L’explication du nombre de dés qu’on garde et du score à atteindre aurait gagné je trouve en lisibilité si elle avait été présentée sous forme d’un tableau synthétique à double entrée.

Ensuite, on présente les jauges (personnelles) psychologiques avec l’Angoisse (variant de 0 à 5) qui fait que lorsque le personnage a atteint le score de 3 ne peut plus réussir des actions auparavant évidentes sans devoir jeter des dés et risquer l’échec de celle-ci.
La Névrose augmente en même temps que l’Angoisse et chaque fois que le personnage est frustré en subissant un échec dans une Passion, une Conviction ou une action importante.
La Psychose risque de mener le personnage au seuil de la folie quand il fait un échec critique engageant l’une de ses passions, ou perd un être cher ou encore viole l’un de ses tabous.
Tout cela amènera sans doute le personnage à passer d’un état névrotique ou psychotique.

Pour la gestion des jauges psychologiques, il est indispensable que le joueur soit partie prenante du système et opère les changements de lui-même en partenariat et collaboration avec le meneur de jeu.
Bizarrement, on parle de « seuil de névrose » mais on ne parle pas comment il s’établit ou se calcule ? Même s’il est déterminé pour chaque pré-tiré.

Pour les Combats, l’Initiative se détermine suivant les circonstances ou suivant une formule qui prend en compte l’Angoisse qui pénalise la réactivité du personnage.
Le combat au corps à corps se joue avec des tests en opposition.
Pour le combat à distance, on lance un test simple avec un seuil de base de 9 auquel très vite s’ajoutent des malus.
Les dégâts se mesurent avec les succès de l’attaquant auxquels on retranche les succès du défendeur et son armure sans oublier d’ajouter les dégâts de l’arme.
En dégâts, le personnage subit des fatigues (temporaires), de l’épuisement (conséquent à la fatigue et qui disparait après une bonne nuit de repos) et des blessures (une semaine de soins et de repos). Le personnage de Crimes tombe à la merci de son assaillant si son score de blessures tombe à zéro. Il ne meurt pas instantanément.

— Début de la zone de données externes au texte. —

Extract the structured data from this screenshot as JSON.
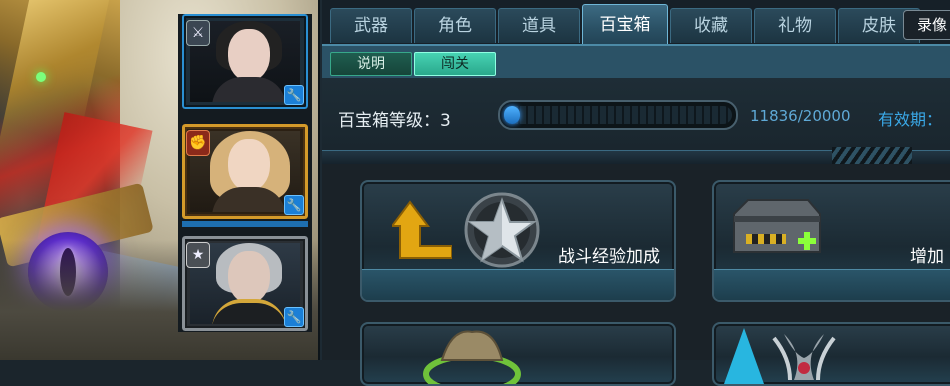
{
  "tabs": [
    {
      "label": "武器"
    },
    {
      "label": "角色"
    },
    {
      "label": "道具"
    },
    {
      "label": "百宝箱",
      "active": true
    },
    {
      "label": "收藏"
    },
    {
      "label": "礼物"
    },
    {
      "label": "皮肤"
    }
  ],
  "record_button": "录像",
  "subtabs": [
    {
      "label": "说明"
    },
    {
      "label": "闯关",
      "active": true
    }
  ],
  "treasure": {
    "level_label": "百宝箱等级：3",
    "exp_text": "11836/20000",
    "exp_current": 11836,
    "exp_max": 20000,
    "valid_label": "有效期：",
    "progress_fraction": 0.07
  },
  "cards": [
    {
      "label": "战斗经验加成",
      "icon": "xp-boost-star-icon"
    },
    {
      "label": "增加",
      "icon": "chest-plus-icon"
    },
    {
      "label": "",
      "icon": "supply-sack-icon"
    },
    {
      "label": "",
      "icon": "wings-emblem-icon"
    }
  ],
  "characters": [
    {
      "icon": "sword-emblem-icon",
      "state": "selected"
    },
    {
      "icon": "fist-emblem-icon",
      "state": "gold"
    },
    {
      "icon": "star-emblem-icon",
      "state": "silver"
    }
  ],
  "colors": {
    "accent_blue": "#3aa8e6",
    "active_subtab": "#47d3b3",
    "gold_frame": "#d49a2a"
  }
}
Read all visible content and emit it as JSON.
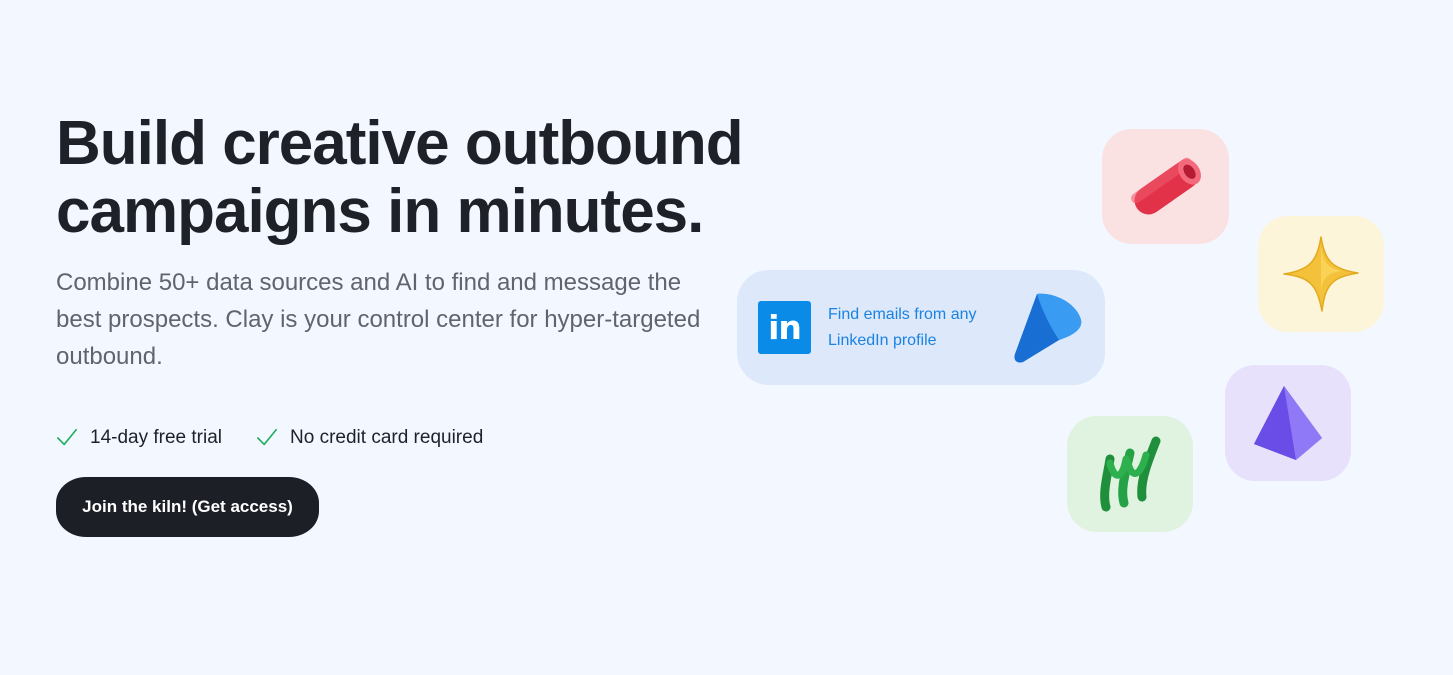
{
  "hero": {
    "headline_line1": "Build creative outbound",
    "headline_line2": "campaigns in minutes.",
    "subhead": "Combine 50+ data sources and AI to find and message the best prospects. Clay is your control center for hyper-targeted outbound.",
    "perks": [
      {
        "label": "14-day free trial",
        "icon": "check-icon"
      },
      {
        "label": "No credit card required",
        "icon": "check-icon"
      }
    ],
    "cta_label": "Join the kiln! (Get access)"
  },
  "visual": {
    "linkedin_card": {
      "logo_text": "in",
      "text": "Find emails from any LinkedIn profile"
    },
    "tiles": [
      {
        "name": "red-tube-icon",
        "color": "#fbe2e2"
      },
      {
        "name": "yellow-star-icon",
        "color": "#fdf5da"
      },
      {
        "name": "purple-pyramid-icon",
        "color": "#e8e1fb"
      },
      {
        "name": "green-squiggle-icon",
        "color": "#e0f2e0"
      }
    ]
  },
  "colors": {
    "background": "#f3f7ff",
    "cta_background": "#1d1f26",
    "check": "#1fae5b",
    "linkedin_blue": "#0a8be8"
  }
}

Pour le combat à distance, j’ai l’impression que le seuil de difficulté peut très vite culminer à plus de 10 et devenir impossible à réussir. Pour peu qu’on tire une cible mouvante, éloignée et que quelques obstacles se trouvent entre le tireur et sa cible, on arrive à 9 + 1 + 1 = 11 !
Le fait que le personnage ne meure pas systématiquement lorsque son score de blessures arrive à zéro permet de relancer la scène, garder une tension dramatique ou un destin peut-être pire que la mort attendant le personnage à la merci de son assaillant, futur bourreau. Cela cadre bien avec le climat d’horreur instillé par Crimes.

Pour terminer voici la jauge de groupe, nouveauté de cette 2e édition. Celle-ci permet de rassembler les joueurs autour d’un même dynamisme. L’action de leurs personnages et de leur groupe influence celle-ci au cours de la partie durant le scénario pour débloquer des scènes additionnelles ou leur apporter des avantages ou difficultés de manière non systématique. Elle s’échelonne de 0 à 10 pour débuter à 5.
Maintenant le scénario qui l’introduit parle d’un score allant de +5 à -5 avec une lecture binaire tantôt positif ou négatif ? Je trouve d’ailleurs cela plus facile à interpréter et plus parlant.

Celle-ci peut être de toute sorte et devient un véritable ressort scénaristique que doit préparer le meneur de jeu même si au final cela apportera beaucoup plus de profondeur à son scénario.

La symphonie des corps (scénario)

Le scénario a pour vocation de lancer le meneur et joueurs débutants et confirmés directement dans l’aventure en plaçant, au-devant de la scène, les nouveautés issues de cette nouvelle édition.

Le scénario est idéalement présenté et proposé comme scénario d’initiation et d’introduction à Crimes. Il est pourvu de tous les éléments indispensables (ou nécessaires) au meneur de jeu pour qu’il puisse s’approprier cette enquête au mieux et au plus vite avec ses joueurs.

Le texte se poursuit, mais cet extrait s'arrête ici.